Matt Helget wore a khaki U.S. Army officer’s uniform Saturday during Adair History Day at Santiam Christian School.
The uniform is a reproduction of the summer service outfit worn by officers during World War II, said Helget, a Lebanon resident. The historian and anthropology student said he wore the uniform to honor his grandfather, Staff Sgt. Alfred Dennis Helget, who trained at Camp Adair in the 1940s as part of his service with the 96th Infantry Division.
The grandson displayed original and reproduced World War II artifacts from his personal collection. About 50 people attended the history day and asked Helget questions about the items, which included a M1 Garand rifle, a Thompson submachine gun, grenade launcher, bayonet, haversack, helmets, a soldier’s handbook and more.
Helget said his passion for World War II and Camp Adair history came about when he started asking questions about his grandfather’s service and found few answers. He started his own research. Helget is now studying anthropology at Oregon State University.
Dorothy Bush, who is 89, worked at the post exchange at Camp Adair in the 1940s. Bush, who lives east of Corvallis in Linn County, perused Helget’s historical collection with her son, Bob.
The Bushes also listened to a presentation about work being done by the Oregon Department of Fish and Wildlife to restore habitat at the E.E. Wilson Wildlife Area, where Camp Adair once stood, while also preserving what remains of the military base.
“It’s just an interesting place,” Bob Bush said. “You see the remnants of the base but it’s hard to picture the base as it was.”
Some of the concrete foundations and pillars of the more than 1,000 structures that made up Camp Adair remain in the wildlife area, which was established in 1950. Daniel Pettit, an Oregon Department of Transportation archaeologist on loan to ODFW, surveyed all of the structures to determine what condition they were in.

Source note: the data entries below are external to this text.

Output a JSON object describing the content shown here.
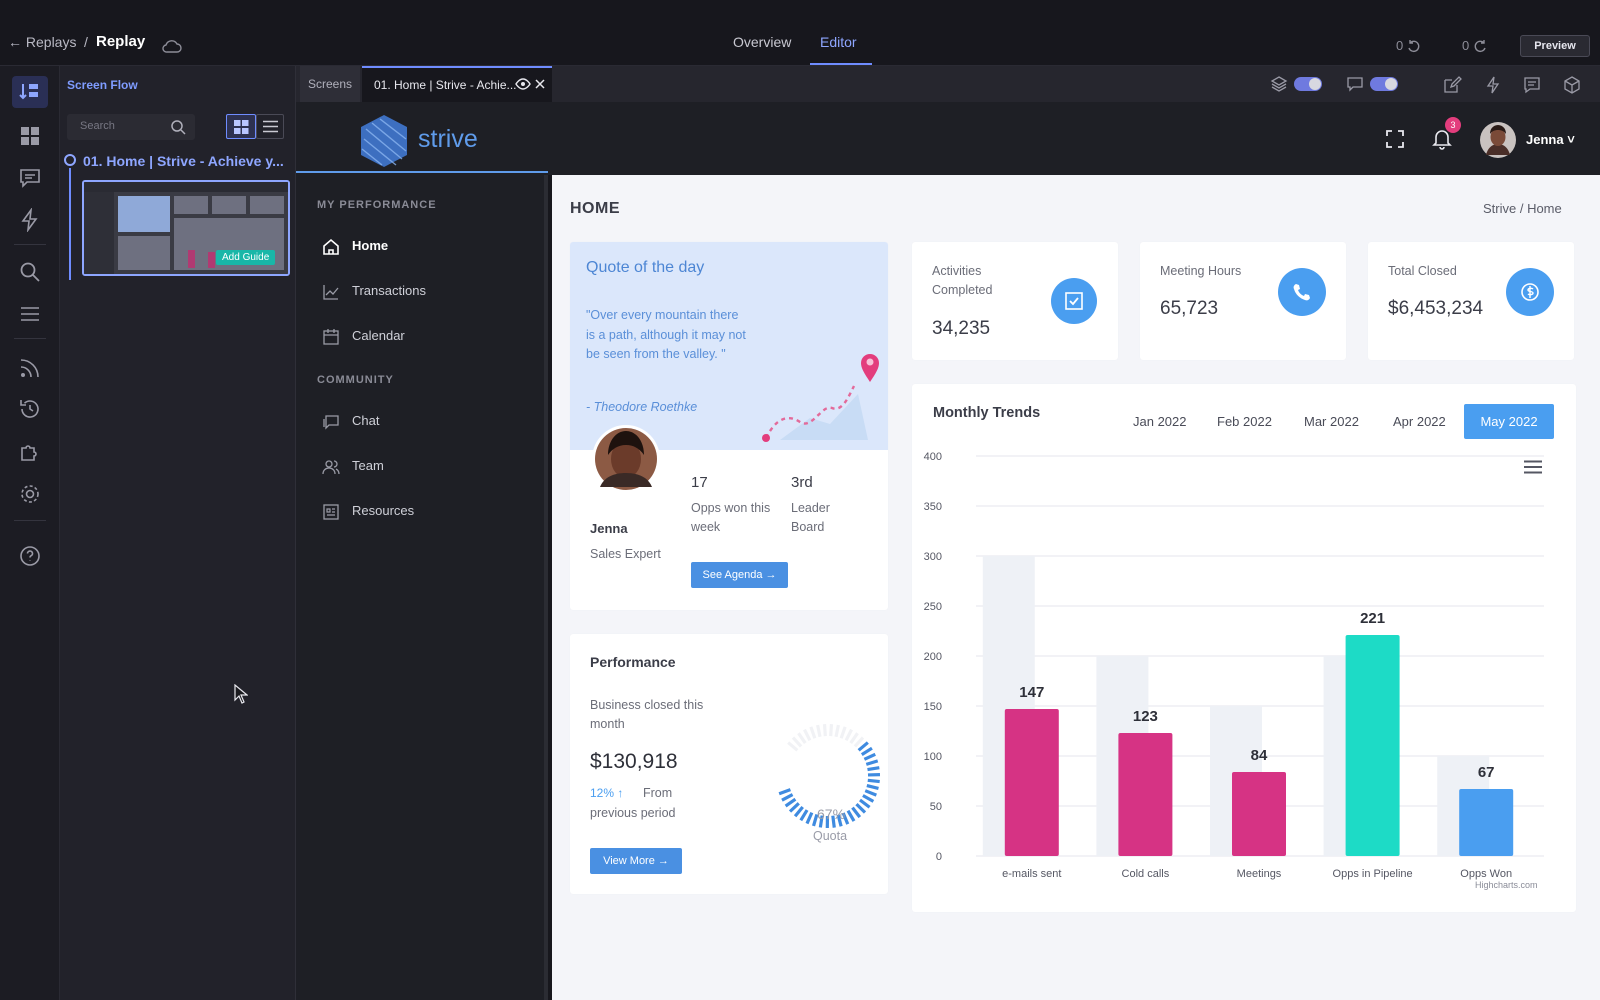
{
  "topbar": {
    "back_label": "Replays",
    "separator": "/",
    "current": "Replay",
    "tabs": [
      {
        "label": "Overview"
      },
      {
        "label": "Editor"
      }
    ],
    "undo_count": "0",
    "redo_count": "0",
    "preview_label": "Preview"
  },
  "flow": {
    "title": "Screen Flow",
    "search_placeholder": "Search",
    "item_label": "01. Home | Strive - Achieve y...",
    "add_guide_label": "Add Guide"
  },
  "tabs": {
    "screens_label": "Screens",
    "active_label": "01. Home | Strive - Achie..."
  },
  "app": {
    "brand": "strive",
    "user_name": "Jenna",
    "notification_count": "3",
    "sidebar": {
      "section1": "MY PERFORMANCE",
      "section2": "COMMUNITY",
      "items": [
        {
          "label": "Home",
          "icon": "home-icon"
        },
        {
          "label": "Transactions",
          "icon": "chart-line-icon"
        },
        {
          "label": "Calendar",
          "icon": "calendar-icon"
        },
        {
          "label": "Chat",
          "icon": "chat-icon"
        },
        {
          "label": "Team",
          "icon": "team-icon"
        },
        {
          "label": "Resources",
          "icon": "resources-icon"
        }
      ]
    }
  },
  "page": {
    "title": "HOME",
    "breadcrumb": "Strive  /  Home"
  },
  "quote": {
    "title": "Quote of the day",
    "text": "\"Over every mountain there is a path, although it may not be seen from the valley. \"",
    "author": "- Theodore Roethke"
  },
  "profile": {
    "name": "Jenna",
    "role": "Sales Expert",
    "stat1_value": "17",
    "stat1_label": "Opps won this week",
    "stat2_value": "3rd",
    "stat2_label": "Leader Board",
    "agenda_label": "See Agenda"
  },
  "kpis": [
    {
      "label": "Activities Completed",
      "value": "34,235",
      "icon": "checkbox-icon"
    },
    {
      "label": "Meeting Hours",
      "value": "65,723",
      "icon": "phone-icon"
    },
    {
      "label": "Total Closed",
      "value": "$6,453,234",
      "icon": "dollar-icon"
    }
  ],
  "performance": {
    "title": "Performance",
    "desc": "Business closed this month",
    "amount": "$130,918",
    "change": "12%",
    "change_text": "From",
    "change_text2": "previous period",
    "view_more_label": "View More",
    "gauge_pct": "67%",
    "gauge_label": "Quota",
    "gauge_value": 0.67
  },
  "trends": {
    "title": "Monthly Trends",
    "months": [
      "Jan 2022",
      "Feb 2022",
      "Mar 2022",
      "Apr 2022",
      "May 2022"
    ],
    "credits": "Highcharts.com"
  },
  "chart_data": {
    "type": "bar",
    "title": "Monthly Trends",
    "categories": [
      "e-mails sent",
      "Cold calls",
      "Meetings",
      "Opps in Pipeline",
      "Opps Won"
    ],
    "series": [
      {
        "values": [
          147,
          123,
          84,
          221,
          67
        ],
        "colors": [
          "#d63384",
          "#d63384",
          "#d63384",
          "#1ddbc6",
          "#4a9ef0"
        ]
      },
      {
        "values": [
          300,
          200,
          150,
          200,
          100
        ],
        "color": "#eef1f6"
      }
    ],
    "ylim": [
      0,
      400
    ],
    "yticks": [
      "0",
      "50",
      "100",
      "150",
      "200",
      "250",
      "300",
      "350",
      "400"
    ],
    "data_labels": [
      "147",
      "123",
      "84",
      "221",
      "67"
    ],
    "grid": true
  },
  "colors": {
    "accent": "#6f8cff",
    "brand": "#5f9bea",
    "magenta": "#d63384",
    "teal": "#1ddbc6",
    "blue": "#4a9ef0"
  }
}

A department management plan calls for many of the structures to be preserved, as well as the original road network, Pettit said. The ruins of some of the buildings that are not in good condition will be cleared out, he said. This will allow for better habitat creation to support species native to the grassland.
“We’ve begun to look at how to preserve and more actively celebrate Camp Adair while also opening up more of the wildlife area for rehabilitation,” he said.
Pettit said it’s not an either-or issue; he hopes to create an interpretive center in the wildlife area that visitors could use to learn about the military camp.
“The goal is to build habitat that can support higher wildlife populations and is more consistent with the natural historic wood and grasslands of the Willamette Valley while preserving the history and the feel of that base,” Pettit said.
McMinnville resident and veteran James E. Black, who also served in the 96th Infantry Division, attended the history day and listened to Pettit’s presentation.
“I’m interested in the history and want to keep it alive,” Black said.
Marshall Anderson, a Corvallis resident who worked on the Adair Air Force Station in the 1960s, said it’s difficult for people to know what part of the military base they’re looking at when visiting the wildlife area. It’s a good idea to provide more information about Camp Adair to visitors, he said.
Helget said he’s happy with Pettit’s work.
“For some of us (Camp Adair) is a very personal story,” he said. “It’s what brought my family here to Oregon.”
Helget’s grandfather was originally from Kansas and moved to Oregon to train at the base. He met Helget’s grandmother in Oregon.
“(Camp Adair) made such an impact in people’s lives,” Helget said.